鋳物の歴史~太古の時代からの人類の知恵~ VOL.2

鋳物の歴史

王朝や宗教、時の権力と密接なつながりを持ちながら、高度な芸術品を作るまで高まった鋳物の技術ですが、今度は庶民生活への広がりから見てみましょう。

融点が低くて扱いやすい青銅を使った鋳物は、5000年前には作られていました。融点が高く加工難度の高い鉄を材料とする鋳物は、今から2500年前頃に中国で作られはじめます。

梵鐘
南部鉄器

これらの技術は時代が下るとともに日本にも伝えられ、弥生時代には祭祀用の青銅器が国内でも作られ始めたと考えられています。

金属製品は長い間、希少で高価なものでした。鋳物師(いもじ)と呼ばれた職人は、時の権力者や有力寺院の管理、保護の下、鍋、釜、梵鐘などの製造に従事します。

室町時代以降には、各地の領主に請われて移住、技術が全国に広がり、現在に伝わる地場産業となるものもあります。岩手県の南部鉄器などが代表例です。

鋳掛屋

古代から続く鋳物は砂や泥を型材として利用し、比較的簡単、自由に形を作りやすい反面、制約もありました。出来上がる製品が肉厚で重い、量産品として精密につくるには限界があるなどです。

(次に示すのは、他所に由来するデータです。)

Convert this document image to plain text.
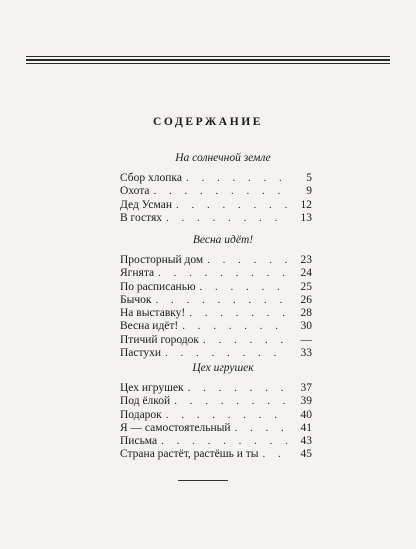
СОДЕРЖАНИЕ
На солнечной земле
Сбор хлопка . . .	5
Охота . . .	9
Дед Усман . . .	12
В гостях . . .	13
Весна идёт!
Просторный дом . . .	23
Ягнята . . .	24
По расписанью . . .	25
Бычок . . .	26
На выставку! . . .	28
Весна идёт! . . .	30
Птичий городок . . .	—
Пастухи . . .	33
Цех игрушек
Цех игрушек . . .	37
Под ёлкой . . .	39
Подарок . . .	40
Я — самостоятельный . . .	41
Письма . . .	43
Страна растёт, растёшь и ты . . .	45
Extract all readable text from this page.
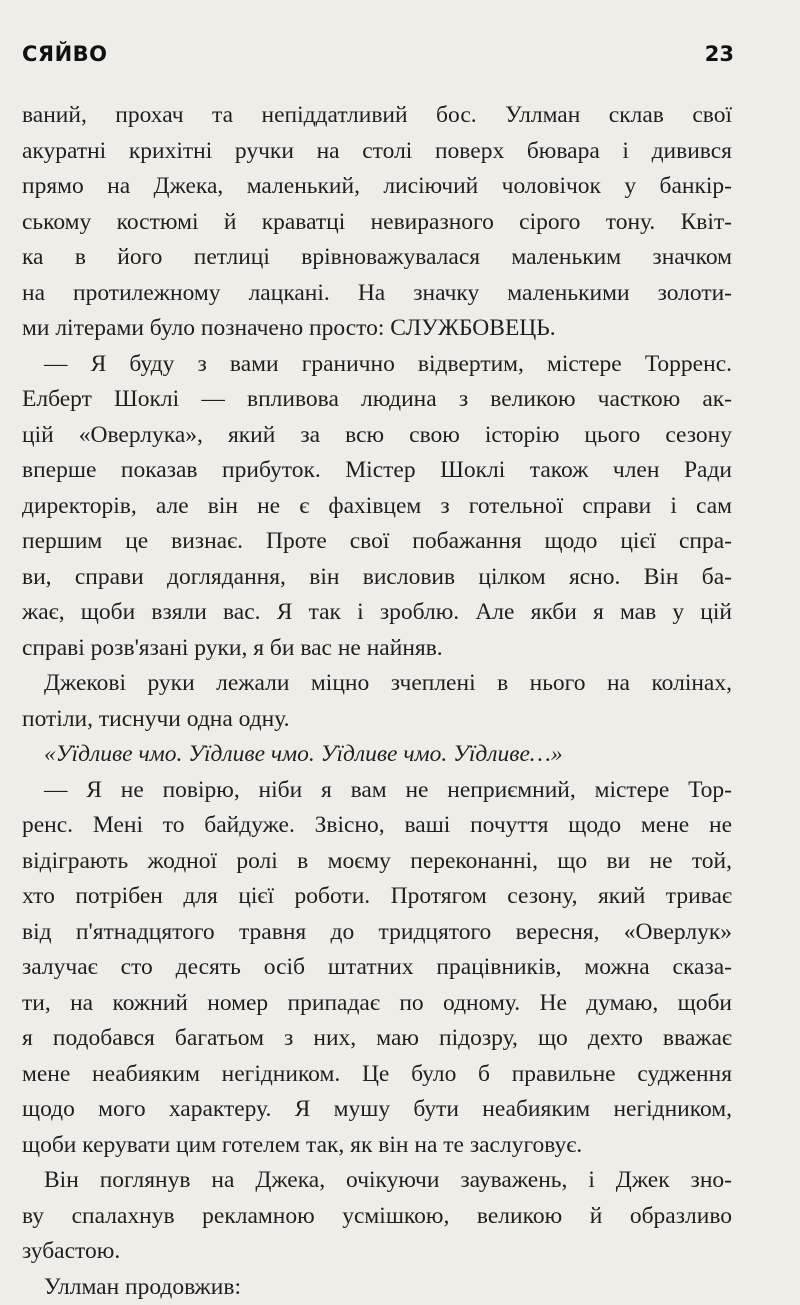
СЯЙВО	23
ваний, прохач та непіддатливий бос. Уллман склав свої
акуратні крихітні ручки на столі поверх бювара і дивився
прямо на Джека, маленький, лисіючий чоловічок у банкір-
ському костюмі й краватці невиразного сірого тону. Квіт-
ка в його петлиці врівноважувалася маленьким значком
на протилежному лацкані. На значку маленькими золоти-
ми літерами було позначено просто: СЛУЖБОВЕЦЬ.
— Я буду з вами гранично відвертим, містере Торренс.
Елберт Шоклі — впливова людина з великою часткою ак-
цій «Оверлука», який за всю свою історію цього сезону
вперше показав прибуток. Містер Шоклі також член Ради
директорів, але він не є фахівцем з готельної справи і сам
першим це визнає. Проте свої побажання щодо цієї спра-
ви, справи доглядання, він висловив цілком ясно. Він ба-
жає, щоби взяли вас. Я так і зроблю. Але якби я мав у цій
справі розв'язані руки, я би вас не найняв.
Джекові руки лежали міцно зчеплені в нього на колінах,
потіли, тиснучи одна одну.
«Уїдливе чмо. Уїдливе чмо. Уїдливе чмо. Уїдливе…»
— Я не повірю, ніби я вам не неприємний, містере Тор-
ренс. Мені то байдуже. Звісно, ваші почуття щодо мене не
відіграють жодної ролі в моєму переконанні, що ви не той,
хто потрібен для цієї роботи. Протягом сезону, який триває
від п'ятнадцятого травня до тридцятого вересня, «Оверлук»
залучає сто десять осіб штатних працівників, можна сказа-
ти, на кожний номер припадає по одному. Не думаю, щоби
я подобався багатьом з них, маю підозру, що дехто вважає
мене неабияким негідником. Це було б правильне судження
щодо мого характеру. Я мушу бути неабияким негідником,
щоби керувати цим готелем так, як він на те заслуговує.
Він поглянув на Джека, очікуючи зауважень, і Джек зно-
ву спалахнув рекламною усмішкою, великою й образливо
зубастою.
Уллман продовжив:
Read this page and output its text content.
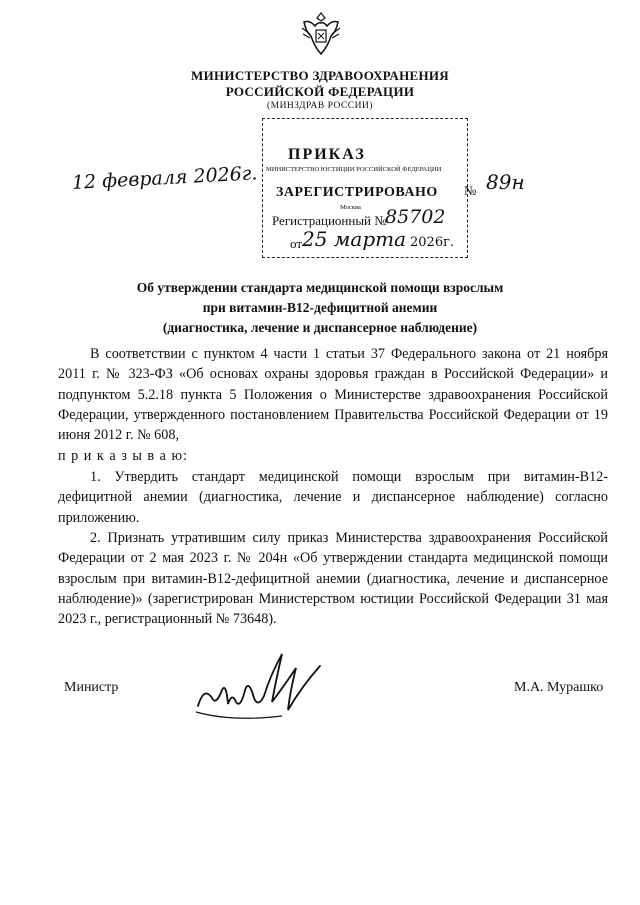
МИНИСТЕРСТВО ЗДРАВООХРАНЕНИЯ
РОССИЙСКОЙ ФЕДЕРАЦИИ
(МИНЗДРАВ РОССИИ)
ПРИКАЗ
МИНИСТЕРСТВО ЮСТИЦИИ РОССИЙСКОЙ ФЕДЕРАЦИИ
ЗАРЕГИСТРИРОВАНО
Москва
Регистрационный №
от
85702
25 марта 2026г.
12 февраля 2026г.	№ 89н
Об утверждении стандарта медицинской помощи взрослым
при витамин-B12-дефицитной анемии
(диагностика, лечение и диспансерное наблюдение)
В соответствии с пунктом 4 части 1 статьи 37 Федерального закона от 21 ноября 2011 г. № 323-ФЗ «Об основах охраны здоровья граждан в Российской Федерации» и подпунктом 5.2.18 пункта 5 Положения о Министерстве здравоохранения Российской Федерации, утвержденного постановлением Правительства Российской Федерации от 19 июня 2012 г. № 608,
п р и к а з ы в а ю:
1. Утвердить стандарт медицинской помощи взрослым при витамин-B12-дефицитной анемии (диагностика, лечение и диспансерное наблюдение) согласно приложению.
2. Признать утратившим силу приказ Министерства здравоохранения Российской Федерации от 2 мая 2023 г. № 204н «Об утверждении стандарта медицинской помощи взрослым при витамин-B12-дефицитной анемии (диагностика, лечение и диспансерное наблюдение)» (зарегистрирован Министерством юстиции Российской Федерации 31 мая 2023 г., регистрационный № 73648).
Министр	М.А. Мурашко
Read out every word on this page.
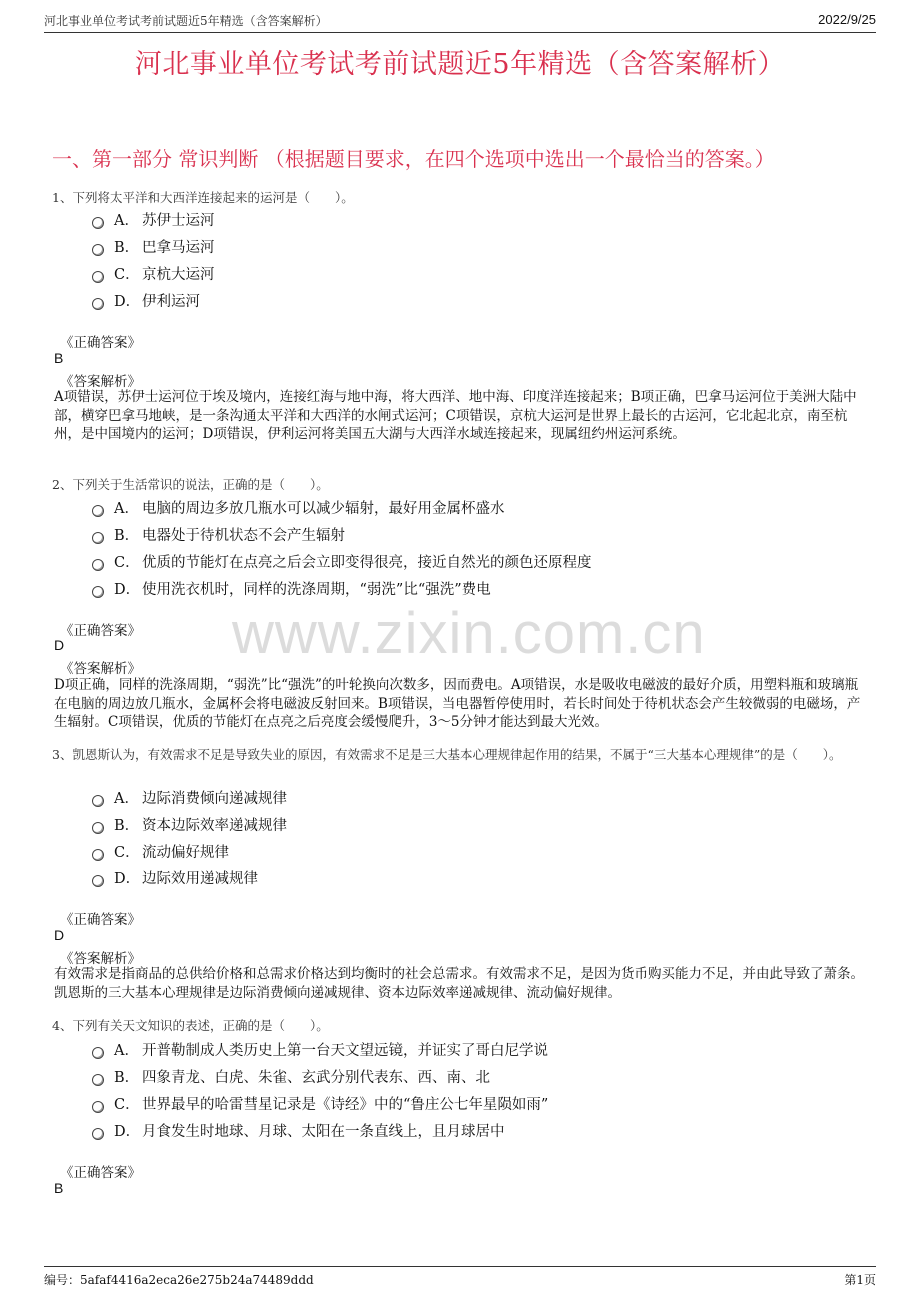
河北事业单位考试考前试题近5年精选（含答案解析）	2022/9/25
河北事业单位考试考前试题近5年精选（含答案解析）
一、第一部分 常识判断 （根据题目要求，在四个选项中选出一个最恰当的答案。）
www.zixin.com.cn
1、下列将太平洋和大西洋连接起来的运河是（　　）。
A． 苏伊士运河
B． 巴拿马运河
C． 京杭大运河
D． 伊利运河
《正确答案》
B
《答案解析》
A项错误，苏伊士运河位于埃及境内，连接红海与地中海，将大西洋、地中海、印度洋连接起来；B项正确，巴拿马运河位于美洲大陆中部，横穿巴拿马地峡，是一条沟通太平洋和大西洋的水闸式运河；C项错误，京杭大运河是世界上最长的古运河，它北起北京，南至杭州，是中国境内的运河；D项错误，伊利运河将美国五大湖与大西洋水域连接起来，现属纽约州运河系统。
2、下列关于生活常识的说法，正确的是（　　）。
A． 电脑的周边多放几瓶水可以减少辐射，最好用金属杯盛水
B． 电器处于待机状态不会产生辐射
C． 优质的节能灯在点亮之后会立即变得很亮，接近自然光的颜色还原程度
D． 使用洗衣机时，同样的洗涤周期，“弱洗”比“强洗”费电
《正确答案》
D
《答案解析》
D项正确，同样的洗涤周期，“弱洗”比“强洗”的叶轮换向次数多，因而费电。A项错误，水是吸收电磁波的最好介质，用塑料瓶和玻璃瓶在电脑的周边放几瓶水，金属杯会将电磁波反射回来。B项错误，当电器暂停使用时，若长时间处于待机状态会产生较微弱的电磁场，产生辐射。C项错误，优质的节能灯在点亮之后亮度会缓慢爬升，3～5分钟才能达到最大光效。
3、凯恩斯认为，有效需求不足是导致失业的原因，有效需求不足是三大基本心理规律起作用的结果，不属于“三大基本心理规律”的是（　　）。
A． 边际消费倾向递减规律
B． 资本边际效率递减规律
C． 流动偏好规律
D． 边际效用递减规律
《正确答案》
D
《答案解析》
有效需求是指商品的总供给价格和总需求价格达到均衡时的社会总需求。有效需求不足，是因为货币购买能力不足，并由此导致了萧条。凯恩斯的三大基本心理规律是边际消费倾向递减规律、资本边际效率递减规律、流动偏好规律。
4、下列有关天文知识的表述，正确的是（　　）。
A． 开普勒制成人类历史上第一台天文望远镜，并证实了哥白尼学说
B． 四象青龙、白虎、朱雀、玄武分别代表东、西、南、北
C． 世界最早的哈雷彗星记录是《诗经》中的“鲁庄公七年星陨如雨”
D． 月食发生时地球、月球、太阳在一条直线上，且月球居中
《正确答案》
B
编号：5afaf4416a2eca26e275b24a74489ddd	第1页
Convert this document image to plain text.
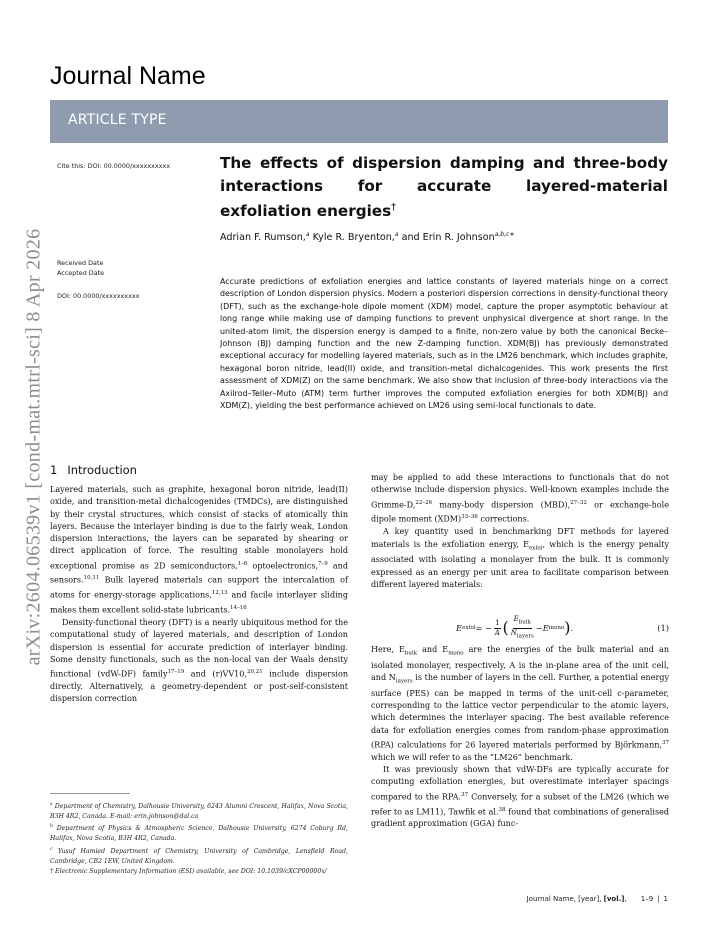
arXiv:2604.06539v1 [cond-mat.mtrl-sci] 8 Apr 2026
Journal Name
ARTICLE TYPE
Cite this: DOI: 00.0000/xxxxxxxxxx
Received Date
Accepted Date
DOI: 00.0000/xxxxxxxxxx
The effects of dispersion damping and three-body interactions for accurate layered-material exfoliation energies†
Adrian F. Rumson,$^a$ Kyle R. Bryenton,$^a$ and Erin R. Johnson$^{a,b,c∗}$

Accurate predictions of exfoliation energies and lattice constants of layered materials hinge on a correct description of London dispersion physics. Modern a posteriori dispersion corrections in density-functional theory (DFT), such as the exchange-hole dipole moment (XDM) model, capture the proper asymptotic behaviour at long range while making use of damping functions to prevent unphysical divergence at short range. In the united-atom limit, the dispersion energy is damped to a finite, non-zero value by both the canonical Becke–Johnson (BJ) damping function and the new Z-damping function. XDM(BJ) has previously demonstrated exceptional accuracy for modelling layered materials, such as in the LM26 benchmark, which includes graphite, hexagonal boron nitride, lead(II) oxide, and transition-metal dichalcogenides. This work presents the first assessment of XDM(Z) on the same benchmark. We also show that inclusion of three-body interactions via the Axilrod–Teller–Muto (ATM) term further improves the computed exfoliation energies for both XDM(BJ) and XDM(Z), yielding the best performance achieved on LM26 using semi-local functionals to date.

1 Introduction

Layered materials, such as graphite, hexagonal boron nitride, lead(II) oxide, and transition-metal dichalcogenides (TMDCs), are distinguished by their crystal structures, which consist of stacks of atomically thin layers. Because the interlayer binding is due to the fairly weak, London dispersion interactions, the layers can be separated by shearing or direct application of force. The resulting stable monolayers hold exceptional promise as 2D semiconductors,$^{1-6}$ optoelectronics,$^{7-9}$ and sensors.$^{10,11}$ Bulk layered materials can support the intercalation of atoms for energy-storage applications,$^{12,13}$ and facile interlayer sliding makes them excellent solid-state lubricants.$^{14-16}$

Density-functional theory (DFT) is a nearly ubiquitous method for the computational study of layered materials, and description of London dispersion is essential for accurate prediction of interlayer binding. Some density functionals, such as the non-local van der Waals density functional (vdW-DF) family$^{17-19}$ and (r)VV10,$^{20,21}$ include dispersion directly. Alternatively, a geometry-dependent or post-self-consistent dispersion correction

may be applied to add these interactions to functionals that do not otherwise include dispersion physics. Well-known examples include the Grimme-D,$^{22-26}$ many-body dispersion (MBD),$^{27-32}$ or exchange-hole dipole moment (XDM)$^{33-36}$ corrections.

A key quantity used in benchmarking DFT methods for layered materials is the exfoliation energy, $E_{exfol}$, which is the energy penalty associated with isolating a monolayer from the bulk. It is commonly expressed as an energy per unit area to facilitate comparison between different layered materials:

E exfol = − $\frac{1}{A}$ ( $\frac{E_{bulk}}{N_{layers}} - E$ mono ) .	(1)

Here, $E_{bulk}$ and $E_{mono}$ are the energies of the bulk material and an isolated monolayer, respectively, A is the in-plane area of the unit cell, and $N_{layers}$ is the number of layers in the cell. Further, a potential energy surface (PES) can be mapped in terms of the unit-cell c-parameter, corresponding to the lattice vector perpendicular to the atomic layers, which determines the interlayer spacing. The best available reference data for exfoliation energies comes from random-phase approximation (RPA) calculations for 26 layered materials performed by Björkmann,$^{37}$ which we will refer to as the “LM26” benchmark.

It was previously shown that vdW-DFs are typically accurate for computing exfoliation energies, but overestimate interlayer spacings compared to the RPA.$^{37}$ Conversely, for a subset of the LM26 (which we refer to as LM11), Tawfik et al.$^{38}$ found that combinations of generalised gradient approximation (GGA) func-

$^a$ Department of Chemistry, Dalhousie University, 6243 Alumni Crescent, Halifax, Nova Scotia, B3H 4R2, Canada. E-mail: erin.johnson@dal.ca

$^b$ Department of Physics & Atmospheric Science, Dalhousie University, 6274 Coburg Rd, Halifax, Nova Scotia, B3H 4R2, Canada.

$^c$ Yusuf Hamied Department of Chemistry, University of Cambridge, Lensfield Road, Cambridge, CB2 1EW, United Kingdom.

† Electronic Supplementary Information (ESI) available, see DOI: 10.1039/cXCP00000x/

Journal Name, [year], [vol.], 1–9 | 1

家庭用品の鍋、釜は、長らく鋳鉄製が中心で、穴が空いたりすると修理して大事に使うものでした。その為に、専門の鋳掛屋と呼ばれる修理業者が存在していました。

しかし、昭和の時代になるとプレス加工(金属板材に力を加えて形をつくる)により、薄くて軽いものが大量に安く作れるようになり、鋳物鍋は急速に取って代わられてゆきます。